Siamo dunque chiamati a una profonda conversione che tocchi, prima ancora dell’ecologia ambientale, quella umana, l’ecologia del cuore. La svolta verrà solo se sapremo formare le coscienze a non cercare soluzioni facili a tutela di chi è già garantito, ma a proporre processi di cambiamento duraturi, a beneficio delle giovani generazioni. Tale conversione, volta a un’ecologia sociale, può alimentare questo tempo che è stato definito “di transizione ecologica”, dove le scelte da compiere non possono essere solo frutto di nuove scoperte tecnologiche, ma anche di rinnovati modelli sociali.
Nel messaggio Papa Francesco indica dunque un cammino da compiere, l’ecologia integrale, e un “carburante”, la speranza, per procedere. Da Taranto, “città simbolo delle speranze e delle contraddizioni del nostro tempo”, per la 49ª Settimana Sociale si levi dunque – lo chiede Francesco – “un desiderio di vita, una sete di giustizia, un anelito di pienezza”, che è “quanto sgorga oggi dalle comunità colpite dalla pandemia”. “Ascoltiamolo”. Ricordando il contesto della crisi generata dal Covid, “crisi insieme sanitaria e sociale”. Francesco va oltre e indica una direttrice. “Per uscirne – sottolinea – è richiesto un di più di coraggio anche ai cattolici italiani. Non possiamo rassegnarci e stare alla finestra a guardare, non possiamo restare indifferenti o apatici senza assumerci la responsabilità verso gli altri e verso la società.
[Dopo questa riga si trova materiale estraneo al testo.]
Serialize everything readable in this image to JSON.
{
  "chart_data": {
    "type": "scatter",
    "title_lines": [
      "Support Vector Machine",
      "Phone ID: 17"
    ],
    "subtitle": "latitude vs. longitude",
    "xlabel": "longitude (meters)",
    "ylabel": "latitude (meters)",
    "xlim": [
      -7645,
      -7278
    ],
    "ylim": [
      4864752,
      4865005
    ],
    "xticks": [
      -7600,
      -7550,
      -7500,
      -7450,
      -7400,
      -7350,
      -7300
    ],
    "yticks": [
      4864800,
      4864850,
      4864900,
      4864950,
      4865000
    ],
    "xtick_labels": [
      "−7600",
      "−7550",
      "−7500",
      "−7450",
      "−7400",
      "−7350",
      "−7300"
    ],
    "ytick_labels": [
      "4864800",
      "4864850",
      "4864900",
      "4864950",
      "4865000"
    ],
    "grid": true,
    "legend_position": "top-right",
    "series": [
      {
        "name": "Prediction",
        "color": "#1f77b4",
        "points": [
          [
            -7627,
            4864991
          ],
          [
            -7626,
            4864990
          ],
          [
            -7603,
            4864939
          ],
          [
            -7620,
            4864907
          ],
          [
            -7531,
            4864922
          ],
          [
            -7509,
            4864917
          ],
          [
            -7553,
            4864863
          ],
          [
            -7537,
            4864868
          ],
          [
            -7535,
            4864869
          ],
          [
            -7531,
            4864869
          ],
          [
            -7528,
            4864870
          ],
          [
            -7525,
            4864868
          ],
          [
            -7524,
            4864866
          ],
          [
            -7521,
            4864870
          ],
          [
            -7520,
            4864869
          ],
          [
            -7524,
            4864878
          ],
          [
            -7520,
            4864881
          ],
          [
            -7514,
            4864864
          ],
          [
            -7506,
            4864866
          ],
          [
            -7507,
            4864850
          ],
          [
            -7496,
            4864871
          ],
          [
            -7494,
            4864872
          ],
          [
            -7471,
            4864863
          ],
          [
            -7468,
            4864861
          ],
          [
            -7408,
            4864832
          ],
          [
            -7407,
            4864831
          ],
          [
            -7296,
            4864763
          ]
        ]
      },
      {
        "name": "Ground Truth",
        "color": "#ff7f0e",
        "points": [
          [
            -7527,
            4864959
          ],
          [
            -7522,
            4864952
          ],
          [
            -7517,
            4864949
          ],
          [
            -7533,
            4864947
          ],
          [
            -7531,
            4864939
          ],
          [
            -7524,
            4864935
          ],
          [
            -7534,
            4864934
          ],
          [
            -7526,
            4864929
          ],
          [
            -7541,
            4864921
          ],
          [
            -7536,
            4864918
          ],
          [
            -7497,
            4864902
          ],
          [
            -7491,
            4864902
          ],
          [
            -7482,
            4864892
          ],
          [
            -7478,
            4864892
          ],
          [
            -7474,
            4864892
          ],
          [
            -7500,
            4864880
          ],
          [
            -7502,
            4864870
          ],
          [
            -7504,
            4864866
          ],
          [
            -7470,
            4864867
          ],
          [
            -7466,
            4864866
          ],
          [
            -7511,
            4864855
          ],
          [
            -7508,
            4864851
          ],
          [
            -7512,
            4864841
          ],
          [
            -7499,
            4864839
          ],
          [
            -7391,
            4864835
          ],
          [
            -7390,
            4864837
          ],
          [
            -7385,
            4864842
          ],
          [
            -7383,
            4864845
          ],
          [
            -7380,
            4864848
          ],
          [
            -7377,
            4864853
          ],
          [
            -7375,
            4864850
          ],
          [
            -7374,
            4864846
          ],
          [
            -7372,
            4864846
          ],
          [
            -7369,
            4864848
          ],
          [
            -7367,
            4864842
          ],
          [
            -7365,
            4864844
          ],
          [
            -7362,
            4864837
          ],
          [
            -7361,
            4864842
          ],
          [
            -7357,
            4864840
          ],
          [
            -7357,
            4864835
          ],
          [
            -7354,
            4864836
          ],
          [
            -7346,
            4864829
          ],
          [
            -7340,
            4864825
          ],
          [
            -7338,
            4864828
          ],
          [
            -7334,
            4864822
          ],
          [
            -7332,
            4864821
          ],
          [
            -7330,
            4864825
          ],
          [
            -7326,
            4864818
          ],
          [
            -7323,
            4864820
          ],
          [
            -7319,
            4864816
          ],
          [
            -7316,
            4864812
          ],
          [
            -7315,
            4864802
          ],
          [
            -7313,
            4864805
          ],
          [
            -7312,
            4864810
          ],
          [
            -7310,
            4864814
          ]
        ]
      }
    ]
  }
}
Siamo chiamati a essere lievito che fa fermentare la pasta”.
La strada della speranza indicata da Francesco, con i suoi “cartelli” che la costeggiano, sono già impegno condiviso per le donne e gli uomini di Azione cattolica di tutte le età. Segno visibile di questo impegno è anche la presenza all’assise di Taranto di una nutrita delegazione della Presidenza nazionale di Ac. Con il Presidente Giuseppe Notarstefano, che è membro del Comitato organizzatore delle Settimane sociali, sono presenti il Segretario nazionale Michele Tridente, l’amministratore Lucio Turra, la vicepresidente Ac per i giovani Emanuela Gitto, il Segretario e il Vicesegretario Mlac, Tommaso Marino e Maurizio Biasci, il Segretario Msac Lorenzo Pellegrino, gli Assistenti centrali don Fabrizio De Toni e don Mario Diana. Il pianeta che speriamo è quello “dove la cultura del dialogo e della pace fecondino un giorno nuovo, dove il lavoro conferisca dignità alla persona e custodisca il creato, dove mondi culturalmente distanti convergano, animati dalla comune preoccupazione per il bene comune”.